Maître Dôgen - Instructions au cusinier zen [Tenzo Kyôkun] - 1237

Il s'agit, sans conteste, de l'un des plus beaux textes de Dôgen qui ne se trouve pas dans le Shobogenzo. Le livre aux éditions Gallimard (1994) dans la collection du promeneur est un bien bel objet, imprimé sur un beau papier qu'il est bien agréable de tenir en main. La traduction est de Janine Coursin. On le trouve également en intégralité sur internet dans une autre traduction : http://www.gourmet-vegetarien.com/Tenzo_kyokun.pdf

La première partie du texte insiste sur l'importance du Tenzo (cuisinier) dans un temple zen, importance qui n'a rien à voir avec celle de cuisinier dans d'autres contextes. Ce texte contribuera à faire du poste de tenzo l'un des plus important même encore de nos jours, même en France dans nos dojos, temples et centres zen.

"Cette responsabilité a de tout temps été confiée à des maîtres éclairés ayant l'esprit de la voie..."

Puis Dogen entre dans le détail des activités d'un cuisinier zen pendant vingt-quatre heures. Or ce qui est fascinant dans ce texte c'est précisément l'importance donné aux moindres détails.

"Traitez la nourriture avec autant de respect que si elle était destinée à la table de l'empereur. Ayez les mêmes égards pour tous les aliments qu'ils soient cuits ou crus"
"Quand vous lavez le riz ou les légumes, faites-le de vos propres mains, dans l'intimité de votre propre regard avec diligence et conscience, sans que votre attention ne se relâche un seul instant"(...)"Quand vous regardez le riz, voyez aussi le sable. Si votre regard va et vient en scrutant minutieusement les détails, sans que votre esprit se relâche, les Trois Vertus seront automatiquement dans leur plénitude..."

L'attention doit même se porter sur les ustensiles et pas seulement sur la nourriture, notamment sur leur propreté et leur rangement à la bonne place.

"Soyez attentionné envers les choses, ne les jetez pas négligemment."

et enfin le passage le plus intéressant étant donné le titre de ce blog:

"Quand vous faites la cuisine, ne regardez pas les choses ordinaires d'un regard ordinaire, avec des sentiments et des pensées ordinaires. Avec cette feuille de légume que vous tournez dans vos doigts construisez une splendide demeure de bouddha et faites que cet infime grain de poussière proclame sa Loi"
Le plus étonnant, c'est le parallèle entre l'attention portée aux choses et celle envers les personnes
"Il est important que votre esprit ne change pas selon la qualité de l'objet. Si votre esprit dépend des choses, c'est comme si vous changiez d'attitude et de langage selon la qualité de la personne que vous rencontrez.
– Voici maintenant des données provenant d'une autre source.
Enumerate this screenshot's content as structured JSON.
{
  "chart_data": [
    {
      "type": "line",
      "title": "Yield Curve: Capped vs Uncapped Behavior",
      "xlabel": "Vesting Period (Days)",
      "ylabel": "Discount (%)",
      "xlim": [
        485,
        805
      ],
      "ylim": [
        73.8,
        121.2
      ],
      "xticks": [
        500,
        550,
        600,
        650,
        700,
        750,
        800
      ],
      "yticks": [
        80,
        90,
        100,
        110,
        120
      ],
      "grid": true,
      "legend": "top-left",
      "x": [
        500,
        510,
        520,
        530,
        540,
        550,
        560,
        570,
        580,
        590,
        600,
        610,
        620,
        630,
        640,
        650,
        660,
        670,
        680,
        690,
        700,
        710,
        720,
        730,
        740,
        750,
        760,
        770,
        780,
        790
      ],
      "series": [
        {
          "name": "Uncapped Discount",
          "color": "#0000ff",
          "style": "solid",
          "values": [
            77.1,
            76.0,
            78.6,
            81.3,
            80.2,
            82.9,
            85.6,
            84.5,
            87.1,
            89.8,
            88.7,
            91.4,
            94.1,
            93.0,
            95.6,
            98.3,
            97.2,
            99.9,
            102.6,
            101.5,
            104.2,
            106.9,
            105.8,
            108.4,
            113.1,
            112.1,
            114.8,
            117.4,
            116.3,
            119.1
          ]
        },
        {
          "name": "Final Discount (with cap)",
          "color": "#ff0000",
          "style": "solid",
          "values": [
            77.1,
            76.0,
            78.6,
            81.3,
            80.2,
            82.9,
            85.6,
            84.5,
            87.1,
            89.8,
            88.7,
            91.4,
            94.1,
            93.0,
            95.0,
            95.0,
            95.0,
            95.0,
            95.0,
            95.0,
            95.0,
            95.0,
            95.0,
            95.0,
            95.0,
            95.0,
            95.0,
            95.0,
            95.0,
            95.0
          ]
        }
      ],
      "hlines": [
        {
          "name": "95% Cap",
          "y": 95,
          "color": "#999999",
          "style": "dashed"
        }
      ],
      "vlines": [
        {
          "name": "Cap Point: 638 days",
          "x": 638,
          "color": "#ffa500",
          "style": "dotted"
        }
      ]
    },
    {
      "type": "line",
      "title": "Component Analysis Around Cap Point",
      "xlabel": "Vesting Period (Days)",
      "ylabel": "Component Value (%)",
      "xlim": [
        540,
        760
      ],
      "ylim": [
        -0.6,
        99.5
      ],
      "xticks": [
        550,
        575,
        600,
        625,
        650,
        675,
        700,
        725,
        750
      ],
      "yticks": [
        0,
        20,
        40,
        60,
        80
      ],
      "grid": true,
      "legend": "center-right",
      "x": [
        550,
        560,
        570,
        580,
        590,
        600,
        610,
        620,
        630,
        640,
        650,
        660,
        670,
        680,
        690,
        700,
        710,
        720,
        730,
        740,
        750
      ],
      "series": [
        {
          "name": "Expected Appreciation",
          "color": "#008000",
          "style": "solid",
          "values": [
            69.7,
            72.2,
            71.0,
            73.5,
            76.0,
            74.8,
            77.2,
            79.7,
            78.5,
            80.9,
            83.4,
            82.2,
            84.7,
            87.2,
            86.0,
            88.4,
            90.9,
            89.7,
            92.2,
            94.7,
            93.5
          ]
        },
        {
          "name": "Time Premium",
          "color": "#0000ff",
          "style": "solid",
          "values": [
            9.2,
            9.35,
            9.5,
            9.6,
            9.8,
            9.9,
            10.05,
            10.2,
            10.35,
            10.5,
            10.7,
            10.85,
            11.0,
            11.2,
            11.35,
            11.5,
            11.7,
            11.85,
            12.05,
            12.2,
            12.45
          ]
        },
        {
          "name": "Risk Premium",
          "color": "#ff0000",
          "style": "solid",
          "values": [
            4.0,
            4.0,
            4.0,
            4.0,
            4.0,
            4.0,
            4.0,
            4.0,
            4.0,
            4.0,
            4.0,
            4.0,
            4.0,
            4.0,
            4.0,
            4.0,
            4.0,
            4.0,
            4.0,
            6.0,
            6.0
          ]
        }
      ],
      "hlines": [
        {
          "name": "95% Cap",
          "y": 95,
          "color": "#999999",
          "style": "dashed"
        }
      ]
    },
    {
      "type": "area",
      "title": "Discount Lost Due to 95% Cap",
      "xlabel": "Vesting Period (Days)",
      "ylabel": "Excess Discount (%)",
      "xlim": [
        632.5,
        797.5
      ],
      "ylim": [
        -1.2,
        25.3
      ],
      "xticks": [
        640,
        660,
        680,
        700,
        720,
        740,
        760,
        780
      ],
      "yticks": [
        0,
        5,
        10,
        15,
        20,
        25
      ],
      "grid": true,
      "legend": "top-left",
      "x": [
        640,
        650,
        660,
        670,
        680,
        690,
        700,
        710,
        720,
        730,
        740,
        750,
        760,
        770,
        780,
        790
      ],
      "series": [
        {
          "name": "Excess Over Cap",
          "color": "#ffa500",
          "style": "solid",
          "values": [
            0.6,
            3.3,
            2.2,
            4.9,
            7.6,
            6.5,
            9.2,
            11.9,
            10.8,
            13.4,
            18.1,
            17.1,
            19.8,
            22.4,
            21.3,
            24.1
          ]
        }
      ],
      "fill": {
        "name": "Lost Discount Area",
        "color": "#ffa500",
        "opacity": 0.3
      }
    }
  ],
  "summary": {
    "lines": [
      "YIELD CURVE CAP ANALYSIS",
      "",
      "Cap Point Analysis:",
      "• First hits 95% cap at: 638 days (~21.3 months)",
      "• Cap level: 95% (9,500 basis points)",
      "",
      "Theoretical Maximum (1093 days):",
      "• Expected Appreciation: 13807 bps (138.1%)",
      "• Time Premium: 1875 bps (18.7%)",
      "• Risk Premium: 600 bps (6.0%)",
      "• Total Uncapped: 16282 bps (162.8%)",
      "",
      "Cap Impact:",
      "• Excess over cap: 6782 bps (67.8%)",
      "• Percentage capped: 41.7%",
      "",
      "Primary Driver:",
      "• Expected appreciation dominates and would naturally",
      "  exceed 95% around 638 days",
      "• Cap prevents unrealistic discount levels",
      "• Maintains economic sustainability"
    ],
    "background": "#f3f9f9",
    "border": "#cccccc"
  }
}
Un tel comportement n'est pas celui d'un homme qui pratique la voie.  "
 J'ai souvent entendu le reproche que l'on fait à Matthieu Ricard dans l'attention qu'il porte aux animaux comme si cette attention se faisait au détriment de celle que l'on porte aux êtres humains. Matthieu Ricard répond que non seulement elle ne se fait pas au détriment des êtres humains mais au contraire plus on est soucieux des animaux plus il y a de chance pour que l'on soit encore plus soucieux, si ce n'est autant, des êtres humains. Avec Dogen, on porte l'attention encore plus loin puis qu'il s'agit d'être également soucieux des choses inanimées. Il s'agit déjà d'une pensée écologique avant l'heure. Il est effrayant de penser que des gens puisse voir comme antinomique le fait d'être attentif aux choses, au monde comme aux êtres humains et à soi-même.

Puis le texte prend une tournure davantage autobiographique puisque Dogen raconte sa rencontre avec deux cuisiniers qui lui ont fait comprendre la notion d’irremplaçabilité dans la pratique de la Voie.

"Si je ne surveille pas moi-même la cuisine, ça ne sera pas bon"

A la question qu'est-ce que la pratique de la voie le cuisinier répond
"Il n'y a pas de trésor caché dans l'univers"
Dogen met en parallèle cette réponse avec un poème qui se termine par
"Le joyau du dragon noir que vous cherchez est ici et là, partout."

Être capable de voir le joyau du dragon noir ici et là, même dans les choses ordinaires, c'est ce qui fait la grandeur d'esprit du cuisinier qui doit aussi faire preuve de joie de vivre et de bienveillance.